Your body’s immune system is a complex web of organs, cells, proteins, and chemicals that work to defend you against disease. It’s what lets you recover from colds and develop immunity – without it, you wouldn’t be able to survive.

However, this system depends upon one key thing – the ability to differentiate between self and non-self material (which involves the detection of antigens – proteins on the surface of non-self cells), and when this ability fails, autoimmune disorders can occur; healthy body cells are attacked and damaged, leading to a range of symptoms and conditions from rheumatoid arthritis (which affects the joints) to psoriasis (which affects the skin).

These disorders don’t occur indiscriminately – in fact, women are far more likely to have an autoimmune condition, and they make up around 80% of all patients diagnosed (with some variations depending on the condition). The causes of autoimmune disorders are unknown, but there are many theories as to how they arise, and most think that they are caused by a combination of genetic and environmental factors. The sex discrepancy is thought to mainly be linked to genetic differences – below are the two leading theories to explain it:

Sex Chromosomes

Typically, humans have two sex chromosomes, X and Y, and their combination determines the sex of the individual. Males have XY, and females have XX. This second X chromosome is thought to be linked to autoimmune diseases. Since the X chromosome is bigger than the Y chromosome, this ‘suggests that the X chromosome contains more genes than the Y chromosome’ and is linked to a ‘greater [quantity] of immune-related genes’, including those that help create the immune response in the body. So, by having two X chromosomes, women are at higher risk of autoimmune conditions than men. Additionally, having one more, or one less, X chromosome is linked to a ‘high prevalence of autoimmune disease’.
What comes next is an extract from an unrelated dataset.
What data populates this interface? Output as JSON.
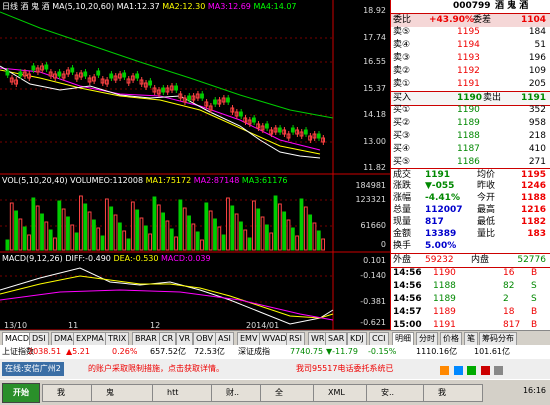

Since women have this extra X chromosome, they also undergo a process called X inactivation while still an embryo. This process happens so that the same genes present on the two X chromosomes aren’t both expressed. Usually this happens in a fairly even split, but some women may have more genes from their maternal or paternal chromosome. This variability means that women can be considered as ‘cellular mosaics’. If this balance is skewed too far in one direction, the body may not be able to recognise the opposite X chromosome, causing the body to view some of its cells as non-self, and attack them, prompting an unwanted immune response (this is the most popular theory to explain the autoimmune condition lupus).

Pregnancy and hormones       

When someone becomes pregnant, the body must change a lot to accommodate the foetus growing inside. Hormonal levels change hugely, and the mother’s immune system is supressed since the foetus contains non-self cells; this change is believed to happen to prevent rejection of the foetus, but it can trigger the onset of autoimmune diseases. For example, rheumatoid arthritis is far more likely to occur in the ‘24 months after delivery’, than in the following years. Changes in hormones also happen during puberty, which can trigger these diseases.

Some hormones, such as oestrogen and progesterone, help prevent autoimmune diseases from impacting women. High levels of those two hormones have been linked to decrease in symptoms of rheumatoid arthritis.

While the exact causes of autoimmune conditions remain unknown, research around these diseases is evolving and, as scientists discover more about our genes and chromosomes, the exact links between them and autoimmunity will hopefully become clear.